Les principaux conseillers à la sécurité nationale du président Donald Trump ont présenté aux parlementaires un briefing sur la campagne menée contre les trafiquants de drogue vénézuéliens présumés, alors que les élus réclament davantage de transparence sur les opérations en cours. Plusieurs membres du Congrès ont indiqué que les informations fournies restaient limitées et qu’ils souhaitaient un suivi plus régulier compte tenu de l’ampleur des enjeux régionaux.
En marge de ce briefing, Donald Trump a laissé entendre qu’il pourrait élargir les opérations militaires américaines au-delà du Venezuela, notamment vers le Mexique et la Colombie, deux pays qu’il accuse régulièrement de ne pas faire assez pour combattre les cartels. Le président n’a toutefois donné aucun détail sur l’éventuelle forme d’une telle extension ni sur le calendrier auquel elle pourrait s’inscrire.
Trump a également critiqué plusieurs dirigeants européens, qu’il a qualifiés de « faibles », soulignant selon lui leur incapacité à soutenir pleinement les initiatives américaines contre les organisations criminelles transnationales. Ses propos interviennent dans un contexte de tensions accrues entre Washington et plusieurs capitales européennes sur l’approche à adopter face au trafic de drogues et à l’instabilité régionale.

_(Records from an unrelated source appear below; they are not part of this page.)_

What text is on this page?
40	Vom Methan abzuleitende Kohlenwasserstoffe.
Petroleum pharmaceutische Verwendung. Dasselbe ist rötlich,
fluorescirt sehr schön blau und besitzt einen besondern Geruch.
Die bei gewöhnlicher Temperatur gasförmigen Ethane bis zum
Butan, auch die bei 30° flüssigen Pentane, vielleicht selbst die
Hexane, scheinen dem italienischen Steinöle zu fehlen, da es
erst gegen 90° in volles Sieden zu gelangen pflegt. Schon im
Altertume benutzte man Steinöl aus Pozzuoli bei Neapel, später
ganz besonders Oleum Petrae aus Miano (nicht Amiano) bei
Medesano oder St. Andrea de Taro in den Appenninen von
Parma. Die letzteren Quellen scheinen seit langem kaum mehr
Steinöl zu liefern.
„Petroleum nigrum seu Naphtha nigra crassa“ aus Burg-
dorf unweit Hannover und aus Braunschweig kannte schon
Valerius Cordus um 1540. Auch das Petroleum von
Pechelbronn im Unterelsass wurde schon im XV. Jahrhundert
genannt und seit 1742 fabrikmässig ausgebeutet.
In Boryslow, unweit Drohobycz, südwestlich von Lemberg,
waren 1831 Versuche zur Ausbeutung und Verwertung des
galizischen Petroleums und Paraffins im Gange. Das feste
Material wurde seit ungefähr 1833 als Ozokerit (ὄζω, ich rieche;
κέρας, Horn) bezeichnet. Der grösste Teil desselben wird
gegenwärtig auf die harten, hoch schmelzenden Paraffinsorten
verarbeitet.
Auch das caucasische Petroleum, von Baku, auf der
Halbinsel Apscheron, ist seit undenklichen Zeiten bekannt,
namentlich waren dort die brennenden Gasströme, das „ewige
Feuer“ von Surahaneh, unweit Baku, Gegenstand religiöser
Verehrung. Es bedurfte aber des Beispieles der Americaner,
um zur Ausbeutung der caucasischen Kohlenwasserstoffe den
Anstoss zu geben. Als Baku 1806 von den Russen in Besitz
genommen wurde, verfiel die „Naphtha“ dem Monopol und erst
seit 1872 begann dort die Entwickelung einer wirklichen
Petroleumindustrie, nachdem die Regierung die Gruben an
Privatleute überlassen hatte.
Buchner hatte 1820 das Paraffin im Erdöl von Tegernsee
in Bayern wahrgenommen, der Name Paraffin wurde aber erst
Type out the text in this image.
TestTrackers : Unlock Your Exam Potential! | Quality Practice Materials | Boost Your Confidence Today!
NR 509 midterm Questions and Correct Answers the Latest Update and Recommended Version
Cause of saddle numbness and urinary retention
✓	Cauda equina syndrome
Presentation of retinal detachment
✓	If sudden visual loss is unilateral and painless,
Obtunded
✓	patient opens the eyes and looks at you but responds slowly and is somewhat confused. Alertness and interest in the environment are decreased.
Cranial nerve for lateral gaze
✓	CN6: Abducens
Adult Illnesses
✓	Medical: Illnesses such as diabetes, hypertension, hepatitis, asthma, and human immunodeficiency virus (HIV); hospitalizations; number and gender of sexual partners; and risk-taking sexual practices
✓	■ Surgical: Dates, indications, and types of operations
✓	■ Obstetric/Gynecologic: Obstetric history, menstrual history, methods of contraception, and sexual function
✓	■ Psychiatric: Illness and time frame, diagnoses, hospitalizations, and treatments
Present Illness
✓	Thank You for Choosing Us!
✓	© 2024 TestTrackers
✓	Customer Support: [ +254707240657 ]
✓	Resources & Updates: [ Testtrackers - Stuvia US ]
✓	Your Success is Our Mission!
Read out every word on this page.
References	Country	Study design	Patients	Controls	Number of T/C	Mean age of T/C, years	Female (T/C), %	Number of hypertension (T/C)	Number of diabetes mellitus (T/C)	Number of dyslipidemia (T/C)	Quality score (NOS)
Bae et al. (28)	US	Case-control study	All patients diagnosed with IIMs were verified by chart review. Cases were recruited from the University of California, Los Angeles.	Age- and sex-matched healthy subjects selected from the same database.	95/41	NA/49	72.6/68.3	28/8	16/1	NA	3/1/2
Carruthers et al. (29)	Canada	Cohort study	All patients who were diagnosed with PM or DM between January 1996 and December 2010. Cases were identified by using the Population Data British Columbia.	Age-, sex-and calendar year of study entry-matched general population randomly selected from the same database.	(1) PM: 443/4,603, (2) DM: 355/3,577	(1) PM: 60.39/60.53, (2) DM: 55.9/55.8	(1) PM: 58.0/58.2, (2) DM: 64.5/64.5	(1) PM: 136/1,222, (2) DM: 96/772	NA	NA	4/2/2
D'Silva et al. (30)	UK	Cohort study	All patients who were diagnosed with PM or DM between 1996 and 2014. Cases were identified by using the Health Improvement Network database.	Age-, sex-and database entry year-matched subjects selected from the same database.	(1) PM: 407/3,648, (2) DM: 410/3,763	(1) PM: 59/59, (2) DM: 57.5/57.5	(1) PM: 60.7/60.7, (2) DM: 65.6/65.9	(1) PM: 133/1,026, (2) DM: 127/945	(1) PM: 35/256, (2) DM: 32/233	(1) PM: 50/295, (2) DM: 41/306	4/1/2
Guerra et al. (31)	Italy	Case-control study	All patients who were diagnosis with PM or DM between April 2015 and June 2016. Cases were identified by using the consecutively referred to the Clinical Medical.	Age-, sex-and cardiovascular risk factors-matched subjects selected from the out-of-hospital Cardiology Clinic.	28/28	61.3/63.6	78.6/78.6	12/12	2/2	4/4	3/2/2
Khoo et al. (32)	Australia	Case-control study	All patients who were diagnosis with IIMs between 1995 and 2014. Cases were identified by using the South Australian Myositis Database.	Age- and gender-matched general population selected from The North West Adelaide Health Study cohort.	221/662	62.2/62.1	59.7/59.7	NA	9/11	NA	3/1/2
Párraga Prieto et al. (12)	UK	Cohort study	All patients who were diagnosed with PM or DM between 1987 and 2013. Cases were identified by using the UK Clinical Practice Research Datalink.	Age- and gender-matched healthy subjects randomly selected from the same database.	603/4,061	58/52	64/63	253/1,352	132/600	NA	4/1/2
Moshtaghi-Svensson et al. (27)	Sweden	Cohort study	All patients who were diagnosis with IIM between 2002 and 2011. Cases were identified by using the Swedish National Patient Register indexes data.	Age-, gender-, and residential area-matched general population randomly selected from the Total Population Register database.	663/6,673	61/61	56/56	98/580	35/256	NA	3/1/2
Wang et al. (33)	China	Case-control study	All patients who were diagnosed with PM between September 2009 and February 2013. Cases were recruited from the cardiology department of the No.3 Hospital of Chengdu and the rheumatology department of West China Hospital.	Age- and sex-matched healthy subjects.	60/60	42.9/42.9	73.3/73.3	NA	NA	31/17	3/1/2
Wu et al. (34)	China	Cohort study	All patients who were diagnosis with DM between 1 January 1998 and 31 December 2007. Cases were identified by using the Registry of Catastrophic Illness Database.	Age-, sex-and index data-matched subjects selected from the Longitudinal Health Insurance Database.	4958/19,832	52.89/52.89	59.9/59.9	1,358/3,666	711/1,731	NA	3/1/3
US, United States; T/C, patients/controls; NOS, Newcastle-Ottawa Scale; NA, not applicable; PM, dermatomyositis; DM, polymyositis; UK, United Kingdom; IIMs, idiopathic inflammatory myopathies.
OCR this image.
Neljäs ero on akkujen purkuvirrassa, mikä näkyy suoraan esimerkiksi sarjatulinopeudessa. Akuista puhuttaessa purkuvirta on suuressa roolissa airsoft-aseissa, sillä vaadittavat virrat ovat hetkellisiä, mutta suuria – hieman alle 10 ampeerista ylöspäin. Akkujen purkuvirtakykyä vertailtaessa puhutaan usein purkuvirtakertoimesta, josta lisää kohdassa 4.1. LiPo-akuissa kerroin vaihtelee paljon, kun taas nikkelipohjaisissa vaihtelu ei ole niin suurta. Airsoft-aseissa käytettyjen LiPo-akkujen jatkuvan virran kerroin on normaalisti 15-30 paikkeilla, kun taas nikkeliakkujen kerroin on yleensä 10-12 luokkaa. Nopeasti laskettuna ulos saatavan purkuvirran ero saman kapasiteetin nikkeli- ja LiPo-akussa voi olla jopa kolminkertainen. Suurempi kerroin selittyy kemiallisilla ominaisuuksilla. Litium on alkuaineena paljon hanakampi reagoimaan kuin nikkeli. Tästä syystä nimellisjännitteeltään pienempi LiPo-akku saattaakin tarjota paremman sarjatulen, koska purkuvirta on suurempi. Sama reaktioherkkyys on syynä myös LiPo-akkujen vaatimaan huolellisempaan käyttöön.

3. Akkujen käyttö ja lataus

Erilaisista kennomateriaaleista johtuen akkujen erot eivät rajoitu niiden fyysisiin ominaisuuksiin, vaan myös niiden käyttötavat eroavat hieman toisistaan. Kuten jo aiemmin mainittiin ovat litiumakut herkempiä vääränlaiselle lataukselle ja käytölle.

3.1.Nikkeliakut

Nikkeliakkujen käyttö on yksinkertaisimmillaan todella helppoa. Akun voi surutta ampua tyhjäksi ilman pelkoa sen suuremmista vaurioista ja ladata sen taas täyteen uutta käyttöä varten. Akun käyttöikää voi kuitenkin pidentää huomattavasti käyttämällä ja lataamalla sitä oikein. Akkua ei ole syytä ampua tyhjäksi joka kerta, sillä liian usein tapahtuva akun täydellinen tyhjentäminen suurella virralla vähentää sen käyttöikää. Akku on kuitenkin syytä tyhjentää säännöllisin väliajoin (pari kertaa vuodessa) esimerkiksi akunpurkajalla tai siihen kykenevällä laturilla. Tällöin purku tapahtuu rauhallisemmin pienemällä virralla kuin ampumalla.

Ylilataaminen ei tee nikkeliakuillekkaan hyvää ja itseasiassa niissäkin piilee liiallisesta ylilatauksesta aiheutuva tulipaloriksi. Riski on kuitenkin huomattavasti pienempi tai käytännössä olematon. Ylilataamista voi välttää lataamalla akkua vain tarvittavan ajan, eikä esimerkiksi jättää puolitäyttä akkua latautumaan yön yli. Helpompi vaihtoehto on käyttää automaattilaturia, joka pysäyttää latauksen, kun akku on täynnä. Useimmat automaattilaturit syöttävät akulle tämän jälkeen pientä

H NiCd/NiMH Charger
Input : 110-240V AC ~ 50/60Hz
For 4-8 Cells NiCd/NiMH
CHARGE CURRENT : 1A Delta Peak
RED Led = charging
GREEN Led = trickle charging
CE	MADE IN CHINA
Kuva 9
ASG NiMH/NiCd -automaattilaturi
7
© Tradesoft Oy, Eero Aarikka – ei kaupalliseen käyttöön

Interrogé sur la possibilité d’engager des troupes au sol au Venezuela, le président a refusé de se prononcer, tout en affirmant que toutes les options restaient ouvertes selon l’évolution de la situation. Cette position nourrit l’inquiétude de certains élus américains, qui redoutent une escalade militaire dans une région déjà fragilisée par les crises politiques et économiques.
Les membres du Congrès qui ont participé au briefing ont indiqué qu’ils poursuivraient leurs demandes d’informations supplémentaires afin d’évaluer les risques, les objectifs et les implications stratégiques d’une éventuelle expansion de la campagne antidrogue américaine en Amérique latine.